Chances are these spooky land use issues are sucking the life out of any spare time to work on the calendar.
IdahoNancy


----------



## feederseaters (Nov 8, 2009)

Not to mention they are probably sucking the budget dry too. My husband usually pays my NAPgA dues as a x-mas gift for me. I think he forgot about it this year.....guess I better get on him so the coffer stays full enough to keep up the fight!


----------



## packgoatlarry (Dec 10, 2008)

Money for the Calendar for 2013 became necessary for paying our legal options in the Winds. The calendar was ready for printing, but there just wasn't any money left for it this year. The decision in the Winds is going to be a defining issue, as it could help or hinder the other areas of concern, the Inyo in California, Coronado in Arizona, and the Wallowa-Whitman (WW).

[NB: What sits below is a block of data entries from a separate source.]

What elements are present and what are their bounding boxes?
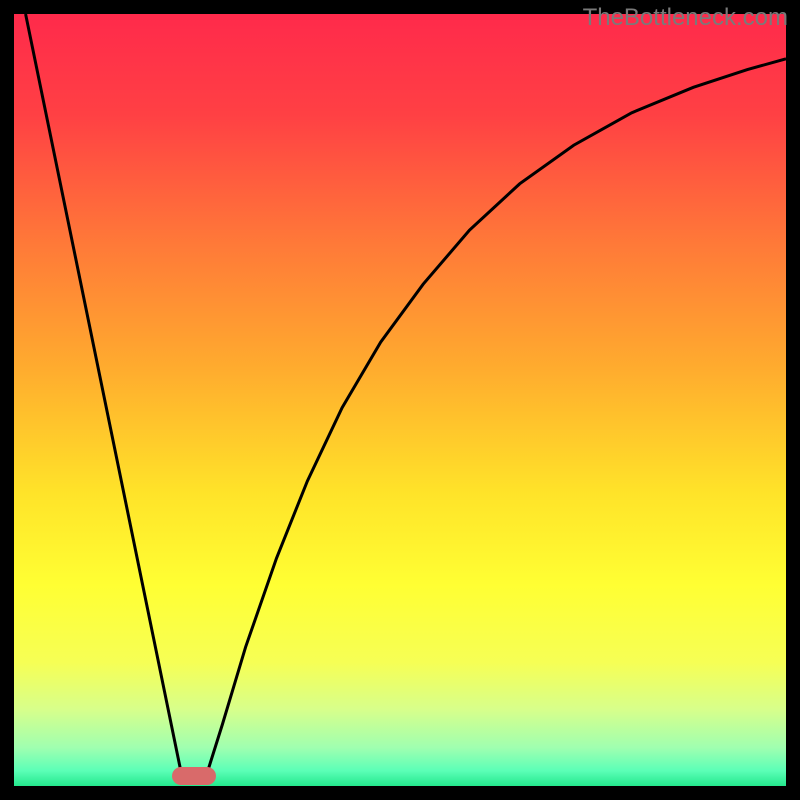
line-right-curve [205,59,786,779]
chart-outer: TheBottleneck.com [0,0,800,800]
line-left-v [26,14,183,778]
plot-area [14,14,786,786]
bottleneck-marker [172,767,216,785]
watermark-text: TheBottleneck.com [583,4,788,32]
curves-svg [14,14,786,786]
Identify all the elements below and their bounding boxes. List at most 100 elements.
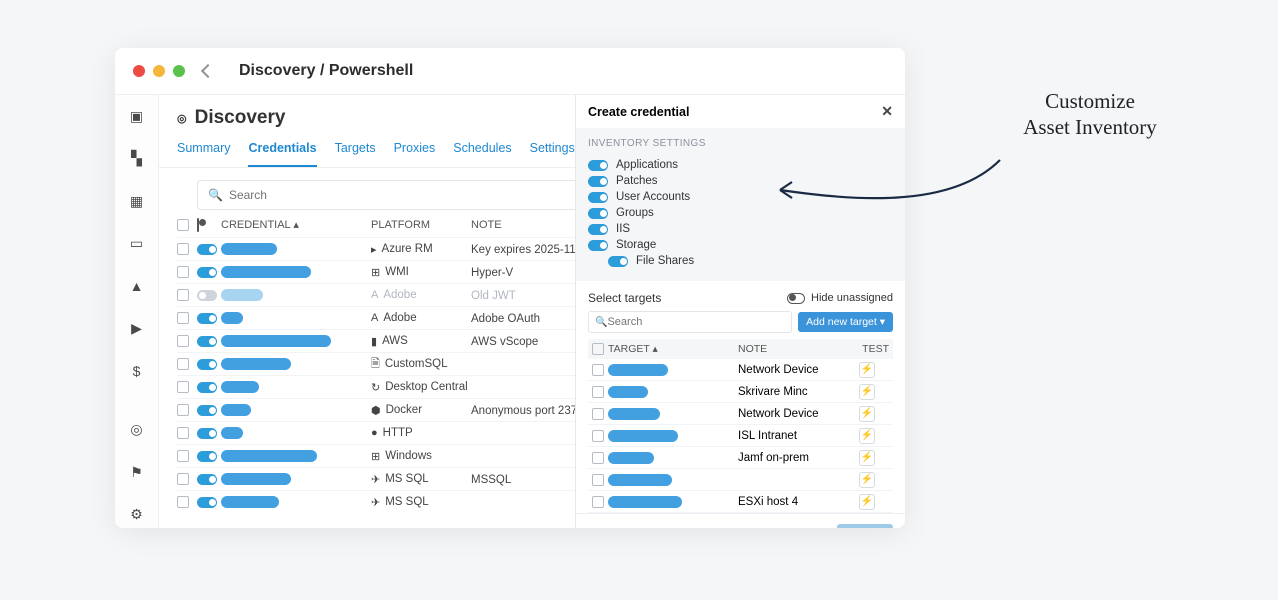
credential-bar	[221, 404, 251, 416]
row-toggle[interactable]	[197, 290, 217, 301]
tab-proxies[interactable]: Proxies	[394, 141, 436, 167]
window-max-dot[interactable]	[173, 65, 185, 77]
rail-icon-2[interactable]: ▦	[121, 188, 153, 215]
platform-icon: ⊞	[371, 266, 380, 279]
inventory-item[interactable]: File Shares	[588, 253, 893, 269]
test-button[interactable]: ⚡	[859, 428, 875, 444]
inventory-toggle[interactable]	[588, 240, 608, 251]
inventory-item[interactable]: IIS	[588, 221, 893, 237]
targets-select-all[interactable]	[592, 343, 604, 355]
test-button[interactable]: ⚡	[859, 406, 875, 422]
row-toggle[interactable]	[197, 382, 217, 393]
tab-targets[interactable]: Targets	[335, 141, 376, 167]
credential-bar	[221, 358, 291, 370]
rail-icon-6[interactable]: $	[121, 358, 153, 385]
row-toggle[interactable]	[197, 405, 217, 416]
window-close-dot[interactable]	[133, 65, 145, 77]
target-checkbox[interactable]	[592, 364, 604, 376]
row-checkbox[interactable]	[177, 473, 189, 485]
row-toggle[interactable]	[197, 451, 217, 462]
inventory-toggle[interactable]	[588, 208, 608, 219]
add-target-button[interactable]: Add new target ▾	[798, 312, 893, 332]
inventory-toggle[interactable]	[608, 256, 628, 267]
inventory-toggle[interactable]	[588, 160, 608, 171]
credential-bar	[221, 266, 311, 278]
note-text: Anonymous port 2375	[471, 405, 584, 417]
save-button[interactable]: Save	[837, 524, 894, 528]
tab-schedules[interactable]: Schedules	[453, 141, 511, 167]
rail-icon-1[interactable]: ▚	[121, 146, 153, 173]
row-checkbox[interactable]	[177, 312, 189, 324]
col-platform[interactable]: PLATFORM	[371, 219, 471, 231]
target-checkbox[interactable]	[592, 386, 604, 398]
row-checkbox[interactable]	[177, 335, 189, 347]
target-checkbox[interactable]	[592, 430, 604, 442]
target-checkbox[interactable]	[592, 408, 604, 420]
rail-icon-10[interactable]: ⚙	[121, 502, 153, 529]
test-button[interactable]: ⚡	[859, 472, 875, 488]
select-all-checkbox[interactable]	[177, 219, 189, 231]
row-checkbox[interactable]	[177, 404, 189, 416]
col-target-note[interactable]: NOTE	[738, 343, 859, 355]
inventory-label: Patches	[616, 175, 658, 187]
target-checkbox[interactable]	[592, 474, 604, 486]
test-button[interactable]: ⚡	[859, 384, 875, 400]
row-toggle[interactable]	[197, 359, 217, 370]
row-checkbox[interactable]	[177, 358, 189, 370]
rail-icon-5[interactable]: ▶	[121, 316, 153, 343]
close-icon[interactable]: ✕	[881, 103, 893, 120]
row-toggle[interactable]	[197, 474, 217, 485]
tab-settings[interactable]: Settings	[530, 141, 575, 167]
platform-icon: 🗎	[371, 355, 380, 374]
col-test[interactable]: TEST	[859, 343, 893, 355]
search-icon: 🔍	[595, 317, 607, 328]
test-button[interactable]: ⚡	[859, 362, 875, 378]
tab-credentials[interactable]: Credentials	[248, 141, 316, 167]
inventory-toggle[interactable]	[588, 192, 608, 203]
row-checkbox[interactable]	[177, 450, 189, 462]
target-checkbox[interactable]	[592, 452, 604, 464]
rail-icon-0[interactable]: ▣	[121, 103, 153, 130]
test-button[interactable]: ⚡	[859, 450, 875, 466]
toggle-all-icon[interactable]	[197, 218, 199, 232]
row-checkbox[interactable]	[177, 496, 189, 508]
row-checkbox[interactable]	[177, 243, 189, 255]
row-checkbox[interactable]	[177, 427, 189, 439]
inventory-item[interactable]: Storage	[588, 237, 893, 253]
target-row[interactable]: ⚡	[588, 469, 893, 491]
tab-summary[interactable]: Summary	[177, 141, 230, 167]
row-checkbox[interactable]	[177, 289, 189, 301]
target-row[interactable]: Network Device⚡	[588, 359, 893, 381]
target-checkbox[interactable]	[592, 496, 604, 508]
col-target[interactable]: TARGET ▴	[608, 343, 738, 355]
row-toggle[interactable]	[197, 336, 217, 347]
inventory-toggle[interactable]	[588, 176, 608, 187]
target-row[interactable]: Jamf on-prem⚡	[588, 447, 893, 469]
row-checkbox[interactable]	[177, 266, 189, 278]
row-checkbox[interactable]	[177, 381, 189, 393]
row-toggle[interactable]	[197, 497, 217, 508]
row-toggle[interactable]	[197, 428, 217, 439]
rail-icon-8[interactable]: ◎	[121, 417, 153, 444]
target-row[interactable]: ISL Intranet⚡	[588, 425, 893, 447]
target-row[interactable]: Skrivare Minc⚡	[588, 381, 893, 403]
platform-icon: A	[371, 312, 378, 324]
target-row[interactable]: ESXi host 4⚡	[588, 491, 893, 513]
row-toggle[interactable]	[197, 244, 217, 255]
row-toggle[interactable]	[197, 313, 217, 324]
rail-icon-9[interactable]: ⚑	[121, 459, 153, 486]
test-button[interactable]: ⚡	[859, 494, 875, 510]
inventory-toggle[interactable]	[588, 224, 608, 235]
back-icon[interactable]	[201, 64, 215, 78]
targets-search-input[interactable]	[607, 316, 785, 328]
row-toggle[interactable]	[197, 267, 217, 278]
target-bar	[608, 386, 648, 398]
col-credential[interactable]: CREDENTIAL ▴	[221, 218, 371, 231]
window-min-dot[interactable]	[153, 65, 165, 77]
target-row[interactable]: Network Device⚡	[588, 403, 893, 425]
hide-unassigned-toggle[interactable]: Hide unassigned	[787, 292, 893, 304]
hide-unassigned-label: Hide unassigned	[811, 292, 893, 304]
rail-icon-3[interactable]: ▭	[121, 231, 153, 258]
credential-bar	[221, 473, 291, 485]
rail-icon-4[interactable]: ▲	[121, 273, 153, 300]
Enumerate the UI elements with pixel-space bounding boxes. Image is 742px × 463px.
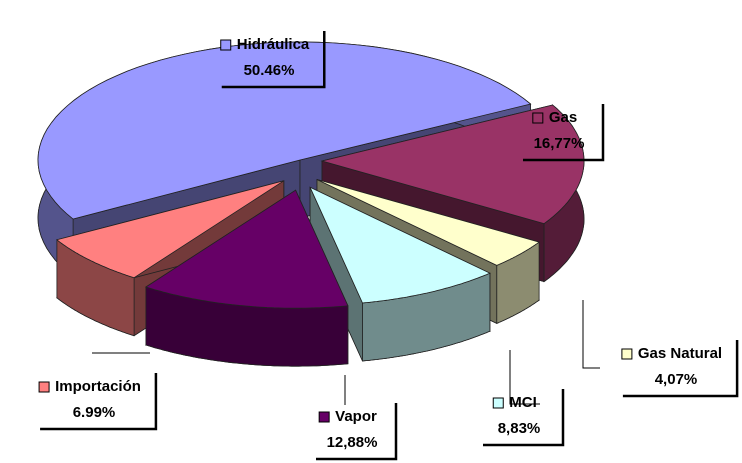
value-label: 50.46%	[244, 62, 295, 79]
value-label: 6.99%	[73, 404, 116, 421]
legend-marker	[38, 381, 50, 393]
slice	[37, 41, 532, 220]
label-frame	[221, 31, 326, 89]
label-frame	[622, 340, 739, 398]
legend-marker	[220, 39, 232, 51]
value-label: 12,88%	[327, 434, 378, 451]
legend-label: Vapor	[335, 408, 377, 425]
legend-marker	[492, 397, 504, 409]
label-frame	[316, 403, 398, 461]
slice	[56, 180, 285, 279]
value-label: 8,83%	[498, 420, 541, 437]
slice	[309, 186, 491, 304]
value-label: 4,07%	[655, 371, 698, 388]
legend-marker	[318, 411, 330, 423]
legend-label: Importación	[55, 378, 141, 395]
leader-line	[582, 300, 600, 369]
slice	[144, 189, 349, 367]
legend-label: MCI	[509, 394, 537, 411]
legend-marker	[532, 112, 544, 124]
leader-line	[509, 350, 540, 405]
slice	[144, 189, 349, 309]
slice	[320, 104, 585, 225]
label-frame	[483, 389, 565, 447]
label-frame	[523, 104, 605, 162]
slice	[309, 186, 491, 362]
value-label: 16,77%	[534, 135, 585, 152]
label-frame	[40, 373, 158, 431]
legend-label: Gas	[549, 109, 577, 126]
legend-label: Hidráulica	[237, 36, 310, 53]
slice	[316, 179, 541, 266]
legend-label: Gas Natural	[638, 345, 722, 362]
legend-marker	[621, 348, 633, 360]
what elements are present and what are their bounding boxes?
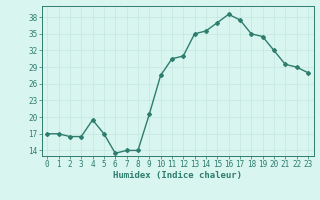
X-axis label: Humidex (Indice chaleur): Humidex (Indice chaleur) — [113, 171, 242, 180]
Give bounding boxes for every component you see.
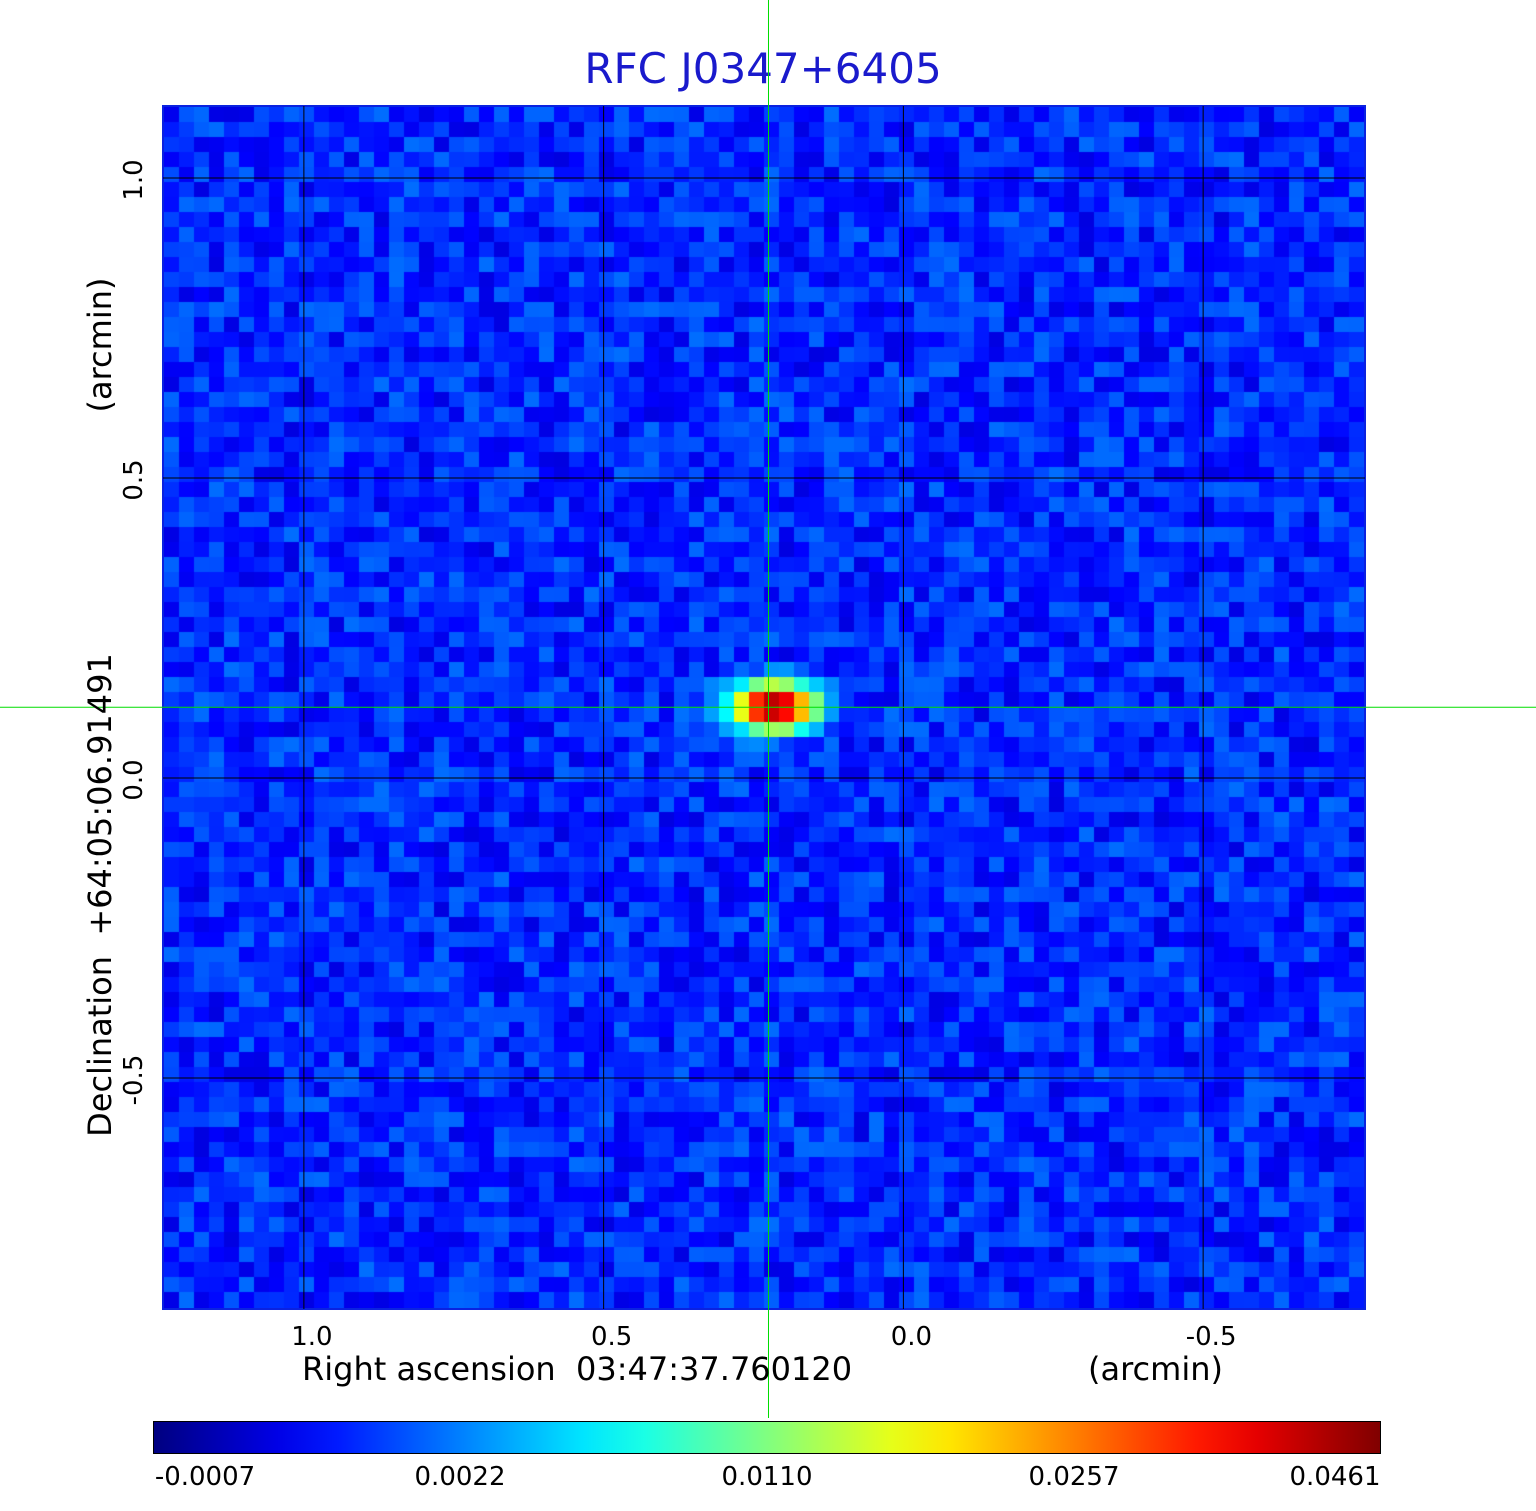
x-tick-label: 0.5	[590, 1322, 633, 1352]
y-axis-unit: (arcmin)	[81, 277, 119, 413]
y-tick-label: 0.0	[119, 759, 149, 801]
colorbar-tick-label: 0.0110	[721, 1462, 813, 1492]
x-tick-label: 0.0	[890, 1322, 933, 1352]
x-axis-label: Right ascension 03:47:37.760120	[302, 1350, 853, 1388]
y-tick-label: -0.5	[119, 1054, 149, 1106]
y-tick-label: 1.0	[119, 159, 149, 201]
x-tick-label: -0.5	[1185, 1322, 1237, 1352]
x-tick-label: 1.0	[291, 1322, 333, 1352]
chart-title: RFC J0347+6405	[584, 44, 942, 93]
colorbar	[153, 1421, 1381, 1454]
y-axis-label: Declination +64:05:06.91491	[81, 653, 119, 1137]
y-tick-label: 0.5	[119, 459, 149, 501]
x-axis-unit: (arcmin)	[1088, 1350, 1223, 1388]
colorbar-tick-label: -0.0007	[154, 1462, 256, 1492]
colorbar-tick-label: 0.0257	[1028, 1462, 1120, 1492]
colorbar-tick-label: 0.0461	[1289, 1462, 1381, 1492]
colorbar-tick-label: 0.0022	[414, 1462, 506, 1492]
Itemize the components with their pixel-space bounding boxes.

The language in the WW is, "No goats in, or adjacent to, BHS habitat. That will NOT leave a lot of room for hiking. Also, 8 other National Forests have been 'ordered' to redo their forest plans. You can figure that goats will figure prominently in those areas. It is going to be a long and expensive fight. Our right to hike with our 'boys' is at stake.


----------



## joecool911 (Jul 3, 2010)

Sometimes we can be short sighted and miss an opportunity for raising money. I bet a lot of us would have paid $50 for a calendar to support the fight. Just a thought. But if you do it, make it a 12 month since 2 are about over.


----------



## cryptobrian (Apr 26, 2012)

joecool911 said:


> Sometimes we can be short sighted and miss an opportunity for raising money.


Indeed.


----------



## feederseaters (Nov 8, 2009)

Brian, 
Do you think if someone were able to cough up enough $$$ to get a few printed that would start the ball rolling? I think Joecool is right...this could be a great fund raiser. Maybe we can ask the group if they would be willing to pay extra for the Calendars if we can get a few printed.


----------



## Bob Jones (Aug 21, 2009)

How much is needed? I am in a different position than I have been for a while.


----------



## joecool911 (Jul 3, 2010)

I'd cough up $50 for a 12 month calendar to help their cause. Maybe offer a package deal to become a member so money will continue to come in.


----------



## feederseaters (Nov 8, 2009)

Me too!


----------



## Nanno (Aug 30, 2009)

I'd totally go for a couple of these!


----------